As his words filtered into my moonstruck brain, I finally dropped open my mouth and shouted, “Harry! You dick! I thought something was actually wrong!”

“There was,” he said plainly. “Your god-awful accent. Do you realize Shakespeare and Chaucer are rising from their graves, hands clasped over their ears, highly offended at that sorry attempt at what is arguably the best accent in the world?”

“The best in the world?” I asked, choking on a laugh. “Like hell! The best accent in the world wouldn’t say zebra so funny.”

“We say it correctly,” Harry said. Why did he argue so smoothly? He wasn’t even raising his voice. Who the hell argued this way?

“Well, don’t even get me started on how you all say aluminum.”

“Ah, you mean in the proper fashion? We champion the use of vowels, is that was has you so offended?”

“Herbs,” I shot back.

“Begin with prominent H.”

“Vase,” I said, smugly.

“Vase.” Harry pronounced it varze. “The item we could have used had you not destroyed the roses that went in it.”

“Eggplant.”

“Aubergine.”

“Zucchini.”

“Courgette.”

Harry smirked at me, looking like the cat who’d gotten the cream. Well, asshole, not on my watch! “Well, fanny is your ass, not your pussy. What do you say to that?”

“Pussy, dear Faith,” Harry said, sounding as condescending as ever, “is a cat. Not a lady garden.”

That was it. That was what broke me. I roared with laughter, tears spilling from my eyes. “Lady garden?

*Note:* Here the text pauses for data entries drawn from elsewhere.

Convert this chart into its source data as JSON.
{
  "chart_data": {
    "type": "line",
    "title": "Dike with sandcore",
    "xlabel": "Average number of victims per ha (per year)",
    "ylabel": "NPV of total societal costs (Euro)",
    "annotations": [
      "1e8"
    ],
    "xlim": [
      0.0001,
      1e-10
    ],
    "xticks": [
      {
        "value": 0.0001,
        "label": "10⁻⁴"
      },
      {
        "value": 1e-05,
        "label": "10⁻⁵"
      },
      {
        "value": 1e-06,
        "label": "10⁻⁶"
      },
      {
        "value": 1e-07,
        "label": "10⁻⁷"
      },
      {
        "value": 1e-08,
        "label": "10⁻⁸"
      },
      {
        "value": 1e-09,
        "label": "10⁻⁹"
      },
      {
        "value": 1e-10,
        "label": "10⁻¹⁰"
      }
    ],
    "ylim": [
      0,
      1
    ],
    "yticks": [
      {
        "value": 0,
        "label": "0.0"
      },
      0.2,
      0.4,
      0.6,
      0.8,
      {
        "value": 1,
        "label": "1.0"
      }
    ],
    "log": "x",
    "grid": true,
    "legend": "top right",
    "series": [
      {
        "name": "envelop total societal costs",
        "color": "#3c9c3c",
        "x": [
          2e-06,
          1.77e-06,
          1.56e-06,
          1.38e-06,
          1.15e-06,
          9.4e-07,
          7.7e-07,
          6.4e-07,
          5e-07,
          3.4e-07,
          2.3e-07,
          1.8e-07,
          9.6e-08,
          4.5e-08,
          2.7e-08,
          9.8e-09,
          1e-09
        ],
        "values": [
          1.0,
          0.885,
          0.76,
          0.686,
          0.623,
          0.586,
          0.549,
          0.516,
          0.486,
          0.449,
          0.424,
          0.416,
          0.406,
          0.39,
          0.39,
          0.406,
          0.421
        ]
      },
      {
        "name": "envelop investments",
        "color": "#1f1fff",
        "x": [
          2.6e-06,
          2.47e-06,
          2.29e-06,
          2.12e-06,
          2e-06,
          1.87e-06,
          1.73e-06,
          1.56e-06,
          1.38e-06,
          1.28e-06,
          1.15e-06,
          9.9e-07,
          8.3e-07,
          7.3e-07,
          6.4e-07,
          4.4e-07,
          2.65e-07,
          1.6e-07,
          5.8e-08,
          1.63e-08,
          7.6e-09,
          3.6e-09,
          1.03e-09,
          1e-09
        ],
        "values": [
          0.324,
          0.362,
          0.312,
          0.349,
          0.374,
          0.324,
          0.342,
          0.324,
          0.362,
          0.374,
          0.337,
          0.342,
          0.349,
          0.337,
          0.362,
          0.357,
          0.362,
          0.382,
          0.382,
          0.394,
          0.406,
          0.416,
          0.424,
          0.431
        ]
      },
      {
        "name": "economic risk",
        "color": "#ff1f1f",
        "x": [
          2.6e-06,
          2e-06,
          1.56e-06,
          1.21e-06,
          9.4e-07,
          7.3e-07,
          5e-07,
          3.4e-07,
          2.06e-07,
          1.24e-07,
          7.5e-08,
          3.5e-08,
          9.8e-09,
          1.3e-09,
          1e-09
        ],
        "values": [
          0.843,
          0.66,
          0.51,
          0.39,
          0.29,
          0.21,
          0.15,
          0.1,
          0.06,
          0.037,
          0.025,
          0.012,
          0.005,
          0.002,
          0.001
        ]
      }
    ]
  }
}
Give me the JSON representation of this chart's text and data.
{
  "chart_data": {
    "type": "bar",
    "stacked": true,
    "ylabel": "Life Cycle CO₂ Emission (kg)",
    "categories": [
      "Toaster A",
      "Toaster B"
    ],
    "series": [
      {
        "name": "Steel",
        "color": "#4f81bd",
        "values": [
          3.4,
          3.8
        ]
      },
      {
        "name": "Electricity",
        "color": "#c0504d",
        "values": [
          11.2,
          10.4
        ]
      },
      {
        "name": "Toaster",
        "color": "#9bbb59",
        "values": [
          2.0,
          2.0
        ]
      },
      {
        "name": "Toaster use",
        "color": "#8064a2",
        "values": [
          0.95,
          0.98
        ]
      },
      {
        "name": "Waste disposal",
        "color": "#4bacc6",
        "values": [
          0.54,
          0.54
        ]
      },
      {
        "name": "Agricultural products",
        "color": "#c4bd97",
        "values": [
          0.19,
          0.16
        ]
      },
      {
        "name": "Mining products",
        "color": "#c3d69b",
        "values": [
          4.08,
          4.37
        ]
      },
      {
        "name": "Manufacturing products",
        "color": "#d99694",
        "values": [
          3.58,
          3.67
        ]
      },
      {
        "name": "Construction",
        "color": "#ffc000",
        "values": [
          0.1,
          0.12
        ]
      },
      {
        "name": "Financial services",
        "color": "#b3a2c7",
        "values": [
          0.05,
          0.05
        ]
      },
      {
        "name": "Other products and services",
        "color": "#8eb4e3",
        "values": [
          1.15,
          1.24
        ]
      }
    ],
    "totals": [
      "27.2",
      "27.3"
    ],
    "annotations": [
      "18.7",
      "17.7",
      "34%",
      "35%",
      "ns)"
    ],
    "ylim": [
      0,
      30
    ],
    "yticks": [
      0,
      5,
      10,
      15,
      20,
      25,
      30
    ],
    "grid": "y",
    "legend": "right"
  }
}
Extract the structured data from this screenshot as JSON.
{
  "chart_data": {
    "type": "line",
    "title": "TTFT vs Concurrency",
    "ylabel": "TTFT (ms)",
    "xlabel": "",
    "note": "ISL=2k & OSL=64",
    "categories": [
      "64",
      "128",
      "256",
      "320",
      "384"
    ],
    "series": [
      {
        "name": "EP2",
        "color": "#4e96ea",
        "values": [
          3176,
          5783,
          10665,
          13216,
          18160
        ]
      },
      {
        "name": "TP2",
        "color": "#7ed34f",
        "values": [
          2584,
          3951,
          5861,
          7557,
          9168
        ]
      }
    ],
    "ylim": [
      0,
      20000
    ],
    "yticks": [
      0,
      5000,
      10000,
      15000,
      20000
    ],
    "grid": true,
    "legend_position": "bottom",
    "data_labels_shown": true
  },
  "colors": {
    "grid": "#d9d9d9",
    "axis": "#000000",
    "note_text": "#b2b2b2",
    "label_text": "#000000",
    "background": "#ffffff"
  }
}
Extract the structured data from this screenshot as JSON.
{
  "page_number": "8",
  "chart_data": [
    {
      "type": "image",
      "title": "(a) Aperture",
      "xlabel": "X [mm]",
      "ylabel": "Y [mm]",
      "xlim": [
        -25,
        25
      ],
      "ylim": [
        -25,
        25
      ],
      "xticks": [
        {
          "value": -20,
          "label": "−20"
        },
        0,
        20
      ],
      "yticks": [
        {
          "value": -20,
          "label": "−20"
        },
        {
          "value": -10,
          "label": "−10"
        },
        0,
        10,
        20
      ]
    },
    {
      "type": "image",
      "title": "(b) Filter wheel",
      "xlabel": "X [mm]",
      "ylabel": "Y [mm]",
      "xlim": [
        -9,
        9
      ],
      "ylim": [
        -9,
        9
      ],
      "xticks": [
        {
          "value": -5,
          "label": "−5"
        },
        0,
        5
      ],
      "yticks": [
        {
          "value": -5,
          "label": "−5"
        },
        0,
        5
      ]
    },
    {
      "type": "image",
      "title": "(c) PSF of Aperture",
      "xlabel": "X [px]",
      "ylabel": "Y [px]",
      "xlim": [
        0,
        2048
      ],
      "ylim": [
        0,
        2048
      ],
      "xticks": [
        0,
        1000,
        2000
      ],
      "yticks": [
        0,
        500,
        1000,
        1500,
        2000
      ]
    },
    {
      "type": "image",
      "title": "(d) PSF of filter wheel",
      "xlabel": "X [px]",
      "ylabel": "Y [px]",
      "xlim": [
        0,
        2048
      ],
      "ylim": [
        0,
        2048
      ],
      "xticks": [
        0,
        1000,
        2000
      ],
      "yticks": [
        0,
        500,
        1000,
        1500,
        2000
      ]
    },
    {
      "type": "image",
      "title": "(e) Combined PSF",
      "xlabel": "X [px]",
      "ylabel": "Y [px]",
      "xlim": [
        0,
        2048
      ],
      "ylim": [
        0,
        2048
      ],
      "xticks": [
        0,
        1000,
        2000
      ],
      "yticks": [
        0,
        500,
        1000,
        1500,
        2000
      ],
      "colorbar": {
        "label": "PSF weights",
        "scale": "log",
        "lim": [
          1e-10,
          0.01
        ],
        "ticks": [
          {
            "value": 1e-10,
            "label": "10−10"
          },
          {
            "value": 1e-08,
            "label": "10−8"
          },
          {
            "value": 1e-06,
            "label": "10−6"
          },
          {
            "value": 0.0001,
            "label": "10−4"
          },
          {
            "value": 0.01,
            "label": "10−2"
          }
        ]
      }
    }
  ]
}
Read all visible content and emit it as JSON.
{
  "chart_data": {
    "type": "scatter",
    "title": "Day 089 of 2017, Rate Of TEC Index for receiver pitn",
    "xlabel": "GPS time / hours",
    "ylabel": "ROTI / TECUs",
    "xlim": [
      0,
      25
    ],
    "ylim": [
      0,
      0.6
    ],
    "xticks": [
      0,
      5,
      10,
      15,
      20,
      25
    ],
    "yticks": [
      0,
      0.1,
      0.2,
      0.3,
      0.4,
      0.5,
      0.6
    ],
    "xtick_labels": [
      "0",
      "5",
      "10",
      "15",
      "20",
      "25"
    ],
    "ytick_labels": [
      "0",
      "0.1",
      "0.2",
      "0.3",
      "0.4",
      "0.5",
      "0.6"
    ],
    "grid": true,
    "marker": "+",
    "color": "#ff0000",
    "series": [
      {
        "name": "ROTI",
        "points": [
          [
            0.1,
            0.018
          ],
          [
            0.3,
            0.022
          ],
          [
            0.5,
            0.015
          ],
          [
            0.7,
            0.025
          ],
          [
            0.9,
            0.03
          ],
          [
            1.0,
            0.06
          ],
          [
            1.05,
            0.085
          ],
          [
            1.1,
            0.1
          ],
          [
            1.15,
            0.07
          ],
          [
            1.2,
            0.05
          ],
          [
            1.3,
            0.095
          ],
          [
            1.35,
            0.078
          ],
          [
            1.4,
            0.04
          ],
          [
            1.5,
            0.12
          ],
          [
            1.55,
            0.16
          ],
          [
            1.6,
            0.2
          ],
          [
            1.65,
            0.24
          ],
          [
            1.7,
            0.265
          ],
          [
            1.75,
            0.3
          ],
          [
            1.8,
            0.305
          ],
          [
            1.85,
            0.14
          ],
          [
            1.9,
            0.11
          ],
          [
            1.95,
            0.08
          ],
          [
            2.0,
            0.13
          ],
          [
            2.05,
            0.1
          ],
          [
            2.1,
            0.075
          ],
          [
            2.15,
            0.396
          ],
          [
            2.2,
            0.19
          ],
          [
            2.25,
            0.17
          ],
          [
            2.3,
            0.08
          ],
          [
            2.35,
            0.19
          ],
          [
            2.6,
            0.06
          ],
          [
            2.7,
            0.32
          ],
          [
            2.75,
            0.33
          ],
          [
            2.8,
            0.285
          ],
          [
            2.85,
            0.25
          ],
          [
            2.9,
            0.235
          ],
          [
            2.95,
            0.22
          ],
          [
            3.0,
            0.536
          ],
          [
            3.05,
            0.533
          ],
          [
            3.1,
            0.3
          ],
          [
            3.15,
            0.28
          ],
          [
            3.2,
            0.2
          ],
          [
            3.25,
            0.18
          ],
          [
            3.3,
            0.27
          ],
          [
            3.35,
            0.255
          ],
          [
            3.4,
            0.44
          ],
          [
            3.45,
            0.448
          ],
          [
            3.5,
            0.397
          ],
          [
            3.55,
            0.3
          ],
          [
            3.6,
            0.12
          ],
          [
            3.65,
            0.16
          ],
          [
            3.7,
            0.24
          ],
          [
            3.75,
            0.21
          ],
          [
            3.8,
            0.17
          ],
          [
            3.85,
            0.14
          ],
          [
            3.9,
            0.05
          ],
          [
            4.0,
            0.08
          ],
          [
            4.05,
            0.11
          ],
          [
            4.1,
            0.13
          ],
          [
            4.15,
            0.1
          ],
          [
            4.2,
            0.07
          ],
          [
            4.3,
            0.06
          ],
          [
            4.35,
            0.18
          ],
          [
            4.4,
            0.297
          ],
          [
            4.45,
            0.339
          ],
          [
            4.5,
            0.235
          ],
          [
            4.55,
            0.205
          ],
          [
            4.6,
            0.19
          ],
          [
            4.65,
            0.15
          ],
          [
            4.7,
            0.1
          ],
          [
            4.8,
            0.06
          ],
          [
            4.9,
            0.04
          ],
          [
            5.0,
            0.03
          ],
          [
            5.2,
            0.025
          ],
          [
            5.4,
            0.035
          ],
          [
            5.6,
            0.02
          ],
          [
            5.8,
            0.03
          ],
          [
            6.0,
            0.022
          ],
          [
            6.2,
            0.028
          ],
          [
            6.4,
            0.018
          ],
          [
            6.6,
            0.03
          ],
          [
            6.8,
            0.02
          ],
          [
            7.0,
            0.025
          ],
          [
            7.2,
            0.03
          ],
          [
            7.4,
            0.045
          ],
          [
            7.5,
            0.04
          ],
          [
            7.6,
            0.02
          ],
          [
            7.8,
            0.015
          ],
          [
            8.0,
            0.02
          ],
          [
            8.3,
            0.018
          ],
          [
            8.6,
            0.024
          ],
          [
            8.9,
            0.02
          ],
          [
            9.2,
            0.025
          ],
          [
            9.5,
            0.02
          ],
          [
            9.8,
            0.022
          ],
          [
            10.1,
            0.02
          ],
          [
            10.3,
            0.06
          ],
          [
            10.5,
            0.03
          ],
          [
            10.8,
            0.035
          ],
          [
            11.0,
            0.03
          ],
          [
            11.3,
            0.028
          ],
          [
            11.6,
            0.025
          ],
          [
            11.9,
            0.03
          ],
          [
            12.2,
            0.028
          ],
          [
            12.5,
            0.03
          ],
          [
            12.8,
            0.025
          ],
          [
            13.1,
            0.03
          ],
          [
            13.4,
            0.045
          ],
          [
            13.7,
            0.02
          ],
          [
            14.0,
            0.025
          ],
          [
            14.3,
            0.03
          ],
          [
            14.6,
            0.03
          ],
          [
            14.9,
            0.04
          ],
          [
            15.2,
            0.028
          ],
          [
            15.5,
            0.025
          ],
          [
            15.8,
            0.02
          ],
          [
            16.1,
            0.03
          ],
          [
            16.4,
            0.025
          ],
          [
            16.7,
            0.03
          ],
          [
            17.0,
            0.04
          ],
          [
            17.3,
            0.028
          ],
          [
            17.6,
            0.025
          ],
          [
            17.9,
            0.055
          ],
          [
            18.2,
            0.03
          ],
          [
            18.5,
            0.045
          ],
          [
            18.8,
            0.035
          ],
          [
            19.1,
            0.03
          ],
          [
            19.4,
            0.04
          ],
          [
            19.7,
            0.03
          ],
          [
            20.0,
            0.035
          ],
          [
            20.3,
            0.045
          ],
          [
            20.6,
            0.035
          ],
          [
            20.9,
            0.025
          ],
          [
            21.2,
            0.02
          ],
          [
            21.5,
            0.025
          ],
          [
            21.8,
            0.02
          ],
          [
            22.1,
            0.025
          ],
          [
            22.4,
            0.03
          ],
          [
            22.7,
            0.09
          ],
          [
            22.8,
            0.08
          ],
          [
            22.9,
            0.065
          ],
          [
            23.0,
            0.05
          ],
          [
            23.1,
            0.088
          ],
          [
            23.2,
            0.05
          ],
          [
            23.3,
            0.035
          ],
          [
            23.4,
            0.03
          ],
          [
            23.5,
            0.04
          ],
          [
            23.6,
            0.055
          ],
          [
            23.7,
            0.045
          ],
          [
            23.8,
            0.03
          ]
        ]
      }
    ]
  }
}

What the hell is that!” As the car came to a stop, I realized my hand was still on his knee. As I laughed, Harry squeezed it harder. “That is literally the worst slang word I have ever heard.” I scrunched up my nose. “All I can see in my head is a miniature gardener in a straw hat, mowing up and down a hairy lawn. That is not the visual one should be having on a Sunday afternoon.”